Night, is a book by Elie Wiesel that describes the horror that the Jewish people had to live through in the concentration camps during the second world war. Night proves Freud's claim that a culture needs scapegoats, unity, and aim-inhibited love to prosper. To succeed the nazis needed to find scapegoats, someone to blame all their problems on. They felt aim-inhibited love toward the Jews. The hatred for the Jews was much greater then the competition within the nazis. That hatred and the aim-inhibited love hence unified the nazi people, they could now all hate someone. The hatred was so great that the Jewish people were executed just to unify the nazis.
Freud says that every society has scapegoats for the sole purpose of accusing them for the problems that come up in that society.
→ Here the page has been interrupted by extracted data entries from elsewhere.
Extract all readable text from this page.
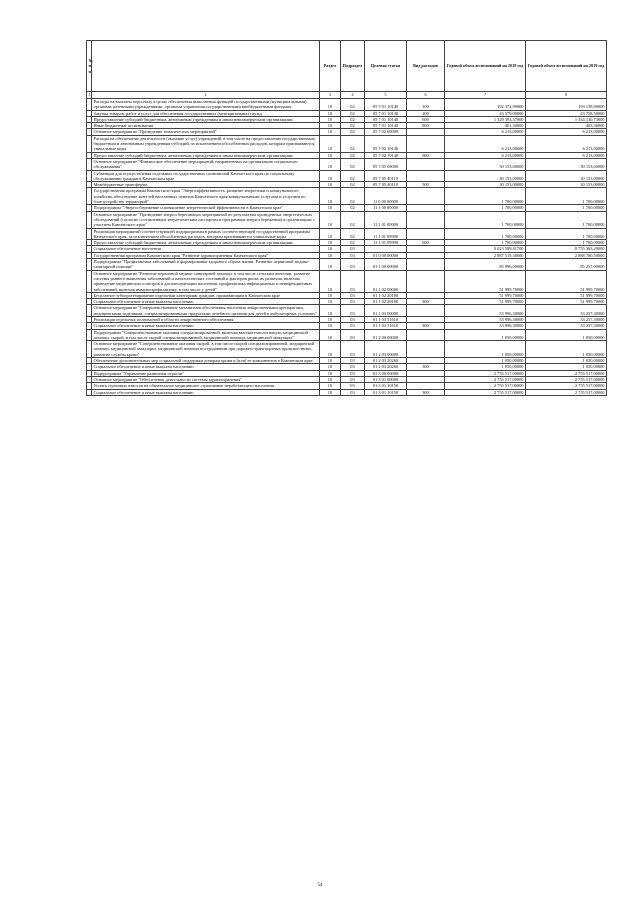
№ п/п		Раздел	Подраздел	Целевая статья	Вид расходов	Годовой объем ассигнований на 2018 год	Годовой объем ассигнований на 2019 год
1	2	3	4	5	6	7	8
	Расходы на выплаты персоналу в целях обеспечения выполнения функций государственными (муниципальными) органами, казенными учреждениями, органами управления государственными внебюджетными фондами	10	02	05 7 01 10140	100	192 372,90000	193 138,90000
	Закупка товаров, работ и услуг для обеспечения государственных (муниципальных) нужд	10	02	05 7 01 10140	200	43 579,00000	43 758,50000
	Предоставление субсидий бюджетным, автономным учреждениям и иным некоммерческим организациям	10	02	05 7 01 10140	600	1 329 393,37000	1 334 130,73000
	Иные бюджетные ассигнования	10	02	05 7 01 10140	800	401,30000	403,30000
	Основное мероприятие "Проведение тематических мероприятий"	10	02	05 7 02 00000		6 213,00000	6 213,00000
	Расходы на обеспечение деятельности (оказание услуг) учреждений, в том числе на предоставление государственным бюджетным и автономным учреждениям субсидий, за исключением обособленных расходов, которым присваиваются уникальные коды	10	02	05 7 02 10140		6 213,00000	6 213,00000
	Предоставление субсидий бюджетным, автономным учреждениям и иным некоммерческим организациям	10	02	05 7 02 10140	600	6 213,00000	6 213,00000
	Основное мероприятие "Финансовое обеспечение мероприятий, направленных на организацию социального обслуживания"	10	02	05 7 05 00000		30 153,00000	30 153,00000
	Субвенции для осуществления отдельных государственных полномочий Камчатского края по социальному обслуживанию граждан в Камчатском крае	10	02	05 7 05 40110		30 153,00000	30 153,00000
	Межбюджетные трансферты	10	02	05 7 05 40110	500	30 153,00000	30 153,00000
	Государственная программа Камчатского края "Энергоэффективность, развитие энергетики и коммунального хозяйства, обеспечение жителей населенных пунктов Камчатского края коммунальными услугами и услугами по благоустройству территорий"	10	02	11 0 00 00000		1 700,00000	1 700,00000
	Подпрограмма "Энергосбережение и повышение энергетической эффективности в Камчатском крае"	10	02	11 1 00 00000		1 700,00000	1 700,00000
	Основное мероприятие "Проведение энергосберегающих мероприятий по результатам проведенных энергетических обследований (согласно составленным энергетическим паспортам и программам энергосбережения) в организациях с участием Камчатского края"	10	02	11 1 01 00000		1 700,00000	1 700,00000
	Реализация мероприятий соответствующей подпрограммы в рамках соответствующей государственной программы Камчатского края, за исключением обособленных расходов, которым присваиваются уникальные коды	10	02	11 1 01 09990		1 700,00000	1 700,00000
	Предоставление субсидий бюджетным, автономным учреждениям и иным некоммерческим организациям	10	02	11 1 01 09990	600	1 700,00000	1 700,00000
	Социальное обеспечение населения	10	03			9 023 589,41700	8 755 363,20000
	Государственная программа Камчатского края "Развитие здравоохранения Камчатского края"	10	03	01 0 00 00000		2 887 519,30000	2 888 780,50000
	Подпрограмма "Профилактика заболеваний и формирование здорового образа жизни. Развитие первичной медико-санитарной помощи"	10	03	01 1 00 00000		85 996,00000	85 257,00000
	Основное мероприятие "Развитие первичной медико-санитарной помощи, в том числе сельским жителям, развитие системы раннего выявления заболеваний и патологических состояний и факторов риска их развития, включая проведение медицинских осмотров и диспансеризации населения, профилактика инфекционных и неинфекционных заболеваний, включая иммунопрофилактику, в том числе у детей"	10	03	01 1 02 00000		51 999,70000	51 999,70000
	Бесплатное зубопротезирование отдельным категориям граждан, проживающим в Камчатском крае	10	03	01 1 02 20180		51 999,70000	51 999,70000
	Социальное обеспечение и иные выплаты населению	10	03	01 1 02 20180	300	51 999,70000	51 999,70000
	Основное мероприятие "Совершенствование механизмов обеспечения населения лекарственными препаратами, медицинскими изделиями, специализированными продуктами лечебного питания для детей в амбулаторных условиях"	10	03	01 1 03 00000		33 996,30000	33 257,30000
	Реализация отдельных полномочий в области лекарственного обеспечения	10	03	01 1 03 51610		33 996,30000	33 257,30000
	Социальное обеспечение и иные выплаты населению	10	03	01 1 03 51610	300	33 996,30000	33 257,30000
	Подпрограмма "Совершенствование оказания специализированной, включая высокотехнологичную, медицинской помощи, скорой, в том числе скорой специализированной, медицинской помощи, медицинской эвакуации"	10	03	01 2 00 00000		1 050,00000	1 050,00000
	Основное мероприятие "Совершенствование оказания скорой, в том числе скорой специализированной, медицинской помощи, медицинской эвакуации, медицинской помощи пострадавшим при дорожно-транспортных происшествиях, развитие службы крови"	10	03	01 2 03 00000		1 050,00000	1 050,00000
	Обеспечение дополнительных мер социальной поддержки донорам крови и (или) ее компонентов в Камчатском крае	10	03	01 2 03 20260		1 050,00000	1 050,00000
	Социальное обеспечение и иные выплаты населению	10	03	01 2 03 20260	300	1 050,00000	1 050,00000
	Подпрограмма "Управление развитием отрасли"	10	03	01 3 00 00000		2 755 517,00000	2 755 517,00000
	Основное мероприятие "Обеспечение деятельности системы здравоохранения"	10	03	01 3 01 00000		2 755 517,00000	2 755 517,00000
	Уплата страховых взносов на обязательное медицинское страхование неработающего населения	10	03	01 3 01 10150		2 755 517,00000	2 755 517,00000
	Социальное обеспечение и иные выплаты населению	10	03	01 3 01 10150	300	2 755 517,00000	2 755 517,00000
54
Instead of fixing a problem, a group of people would rather blame it on someone else.
In Night the nazis blamed Jews for all their problems, and decided that executing the Jewish people would solve all their problems. People are considered scapegoats because they are thought off as different. Freud says that all people think that "My love is valued by all my own people as a sign of my preferring them, and it is an injustice to them if I put a stranger (someone different) on a par with them." (pp256) Since nazis thought that the Jews were different and did not want to "put them on a par with themselves" it was decided that the Jewish people would be the scapegoats. Freud also states "I must honestly confess that he (the stranger) has more claim to my hostility and even my hatred." (pp256) Due to the fact that Jews were considered different they were hated. Every society has scapegoats to blame their problems on; however the nazis slaughter millions and millions of Jews because they thought it would solve their problems.
The nazis experienced aim-inhibited love toward the Jews. The nazis found a common enemy which united them in a feeling of non-sexual attraction. Freud says a person's neighbor "is some one who temps them to satisfy their aggressiveness on him, to exploit his capacity for work with out compensation, to use him sexually without his consent, to seize his possessions, to humiliate him, to cause him pain, to torture and to kill him." (pp 256). The inhumanity in Night binds the nazis together with out sexual feelings. The nazis used this aim-inhibited love on the Jews. Nazis took out all their aggression on the Jews by putting them in the concentration camps. They used Jews as slaves for grueling work. They raped and physically abused women and even little girls. The nazis took all of the belongings that the Jewish people had. They hurt the Jews, they tortured the Jews and they killed millions and millions of Jews. All the horror that was done by the nazis proves Freud's claim about aim-inhibited love.
Both scapegoats and aim-inhibited love, for some sick reason, unites people. Something has to unite a group of people, and sometimes that union is achieved by hatred of others. Freud says "it's always possible to bind together a considerable number of people in love, so long as there are other people left over to receive the manifestations of their aggressiveness." (pp258) In the Holocaust the nazis were binding while the Jews were left over to endure their violence. The Jews were the ill-fated ones who all the anger was taken out on.
The crises in Night were identical to Freud's claims about unity, scapegoats and aim-inhibited love. The nazis wanted to destroy all the Jewish people, because they thought it would solve their problems. The problem is that if all the Jews were killed who would be next? The nazis would have to find the next scapegoat, then the next, then the next. It is very upsetting to know that one society can prosper and unite on the suffering, torment and agony of another.